Strengths and limitations

To our knowledge, no large-sample study was previously performed to examine the correlation between cortisol stress response and schizophrenia in a Chinese population. Possible racial differences make our research more meaningful. We collected data of more than 160 cases, with is a larger sample size than that of previous studies.

Cortisol levels may also be affected by other factors, such as alcohol intake or body weight, which were not considered in our study. Because the main focus of our study was the change in cortisol levels under stress, there was a self-control effect; hence, the aforementioned factors would have had a limited impact on the interpretation of the results. Naturally, if complete information could be obtained from the participants, it would help improve the rigor of our conclusions. Cross-sectional studies cannot rule out differences in individual sensitivity to cortisol. Although we included self-controls and a relatively large sample size—minimizing the effect of differences in sensitivity on the results—more information on sensitivity is needed.

Age and sex have some complex non-linear effects on cortisol51. We could not perform a more detailed subgrouping owing to the limited sample size, but our patients and controls were age- and sex-matched to reduce the influence of these variables. We would like to perform a finer grouping of patients, including the effects of disease stage and medication.

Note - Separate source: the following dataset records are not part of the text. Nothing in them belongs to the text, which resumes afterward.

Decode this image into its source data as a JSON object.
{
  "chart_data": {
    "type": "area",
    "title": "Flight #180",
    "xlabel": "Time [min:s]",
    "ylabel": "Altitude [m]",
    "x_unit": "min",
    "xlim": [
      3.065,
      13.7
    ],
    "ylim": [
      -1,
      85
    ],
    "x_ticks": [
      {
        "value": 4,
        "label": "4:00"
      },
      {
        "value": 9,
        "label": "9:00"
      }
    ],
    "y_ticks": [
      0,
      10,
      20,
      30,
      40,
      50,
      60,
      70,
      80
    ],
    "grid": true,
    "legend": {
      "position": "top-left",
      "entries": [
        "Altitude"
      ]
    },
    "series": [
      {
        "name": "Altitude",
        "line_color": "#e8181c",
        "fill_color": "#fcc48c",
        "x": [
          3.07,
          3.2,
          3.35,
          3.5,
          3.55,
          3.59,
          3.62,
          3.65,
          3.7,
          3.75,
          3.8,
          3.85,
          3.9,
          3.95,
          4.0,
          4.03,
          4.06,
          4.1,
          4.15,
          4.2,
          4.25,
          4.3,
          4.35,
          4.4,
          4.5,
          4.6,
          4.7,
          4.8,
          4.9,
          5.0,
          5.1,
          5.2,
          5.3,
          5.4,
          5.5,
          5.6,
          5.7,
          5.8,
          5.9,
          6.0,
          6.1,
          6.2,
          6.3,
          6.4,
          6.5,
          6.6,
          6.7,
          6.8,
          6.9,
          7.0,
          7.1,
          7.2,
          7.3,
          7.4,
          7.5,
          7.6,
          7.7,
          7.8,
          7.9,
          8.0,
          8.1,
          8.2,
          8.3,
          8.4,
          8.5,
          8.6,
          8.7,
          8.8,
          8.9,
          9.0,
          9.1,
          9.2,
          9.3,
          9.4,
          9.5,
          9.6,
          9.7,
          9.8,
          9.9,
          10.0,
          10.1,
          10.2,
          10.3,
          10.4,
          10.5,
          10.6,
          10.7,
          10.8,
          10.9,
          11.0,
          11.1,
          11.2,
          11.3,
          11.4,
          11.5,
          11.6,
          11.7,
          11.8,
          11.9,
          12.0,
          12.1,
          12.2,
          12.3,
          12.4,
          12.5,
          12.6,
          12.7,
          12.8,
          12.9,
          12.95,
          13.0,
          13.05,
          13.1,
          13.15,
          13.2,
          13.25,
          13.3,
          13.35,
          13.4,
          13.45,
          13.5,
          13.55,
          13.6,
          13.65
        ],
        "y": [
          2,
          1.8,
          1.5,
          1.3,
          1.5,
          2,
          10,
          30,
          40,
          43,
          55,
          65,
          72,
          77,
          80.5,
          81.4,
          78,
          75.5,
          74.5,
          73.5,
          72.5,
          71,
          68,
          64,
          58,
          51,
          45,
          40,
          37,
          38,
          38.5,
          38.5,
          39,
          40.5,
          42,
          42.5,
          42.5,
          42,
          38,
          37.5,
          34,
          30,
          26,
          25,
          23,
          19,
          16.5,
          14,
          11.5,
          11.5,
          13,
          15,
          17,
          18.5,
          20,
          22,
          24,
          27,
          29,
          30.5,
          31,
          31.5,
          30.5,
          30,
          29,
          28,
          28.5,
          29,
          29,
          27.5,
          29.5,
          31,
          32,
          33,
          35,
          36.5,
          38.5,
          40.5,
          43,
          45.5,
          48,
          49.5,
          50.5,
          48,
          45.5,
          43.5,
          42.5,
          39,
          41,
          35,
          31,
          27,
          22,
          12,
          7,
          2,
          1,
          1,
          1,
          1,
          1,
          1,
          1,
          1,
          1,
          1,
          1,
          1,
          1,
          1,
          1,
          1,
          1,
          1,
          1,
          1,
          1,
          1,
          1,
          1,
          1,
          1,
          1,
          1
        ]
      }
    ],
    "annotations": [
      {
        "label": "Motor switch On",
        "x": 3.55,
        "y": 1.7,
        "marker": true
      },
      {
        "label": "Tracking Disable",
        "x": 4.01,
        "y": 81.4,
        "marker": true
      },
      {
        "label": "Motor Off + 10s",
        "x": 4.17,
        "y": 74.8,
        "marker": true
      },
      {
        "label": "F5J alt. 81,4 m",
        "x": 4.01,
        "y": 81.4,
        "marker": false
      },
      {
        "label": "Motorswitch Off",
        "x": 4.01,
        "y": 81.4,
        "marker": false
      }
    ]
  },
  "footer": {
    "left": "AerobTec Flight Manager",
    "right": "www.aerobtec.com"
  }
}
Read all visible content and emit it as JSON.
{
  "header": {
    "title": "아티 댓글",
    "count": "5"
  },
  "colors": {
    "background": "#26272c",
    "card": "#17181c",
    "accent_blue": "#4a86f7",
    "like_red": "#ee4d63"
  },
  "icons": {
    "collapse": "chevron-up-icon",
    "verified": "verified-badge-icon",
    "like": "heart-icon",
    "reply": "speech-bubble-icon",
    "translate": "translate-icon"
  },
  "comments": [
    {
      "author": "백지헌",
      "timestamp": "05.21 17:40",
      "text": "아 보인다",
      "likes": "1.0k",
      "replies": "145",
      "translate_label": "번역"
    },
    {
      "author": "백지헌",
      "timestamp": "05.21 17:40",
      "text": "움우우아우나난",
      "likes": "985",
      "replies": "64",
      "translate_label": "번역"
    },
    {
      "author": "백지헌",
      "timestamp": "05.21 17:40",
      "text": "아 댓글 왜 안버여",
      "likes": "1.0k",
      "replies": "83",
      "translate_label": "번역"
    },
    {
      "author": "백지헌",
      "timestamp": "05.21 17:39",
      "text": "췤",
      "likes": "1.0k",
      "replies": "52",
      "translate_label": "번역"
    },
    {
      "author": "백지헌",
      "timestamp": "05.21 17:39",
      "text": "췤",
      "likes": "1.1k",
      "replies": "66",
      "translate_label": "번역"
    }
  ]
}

A recent review suggests that long-term use of a single antipsychotic may indirectly affect cortisol levels through actions on the prefrontal cortex, hippocampus, and inflammatory factors52. However, the sample size was insufficient for more detailed grouping, which should be addressed in future studies.

The lack of baseline cortisol measurement is a major limitation of the study design that affected the conclusions. The participants were ready to start the task before the first saliva collection; therefore, they were not in a state of complete rest. A more complete assessment of a participant’s stress state can be achieved by measuring resting cortisol levels over the same period on a different day along with measuring blood pressure, heart rate, and markers of sympathetic activation, such as salivary alpha-amylase activity, to increase the reliability of the results.

Data have been obtained from cross-sectional studies, but disease and treatment conditions may progress or change. Therefore, long-term follow-up data are required to confirm the stability of cortisol stress response in individual treatment.

Conclusions

Schizophrenia is a major focus of psychiatry research, and the identification of biological indicators is important for clinical diagnosis. We found significant differences in cortisol level trends during stressful tasks between patients with schizophrenia and healthy controls. The mechanism of this difference is yet to be determined; however, our results can inform future follow-up studies exploring the mechanism of abnormal cortisol stress response and its use, alone or in combination, as a possible biomarker for schizophrenia.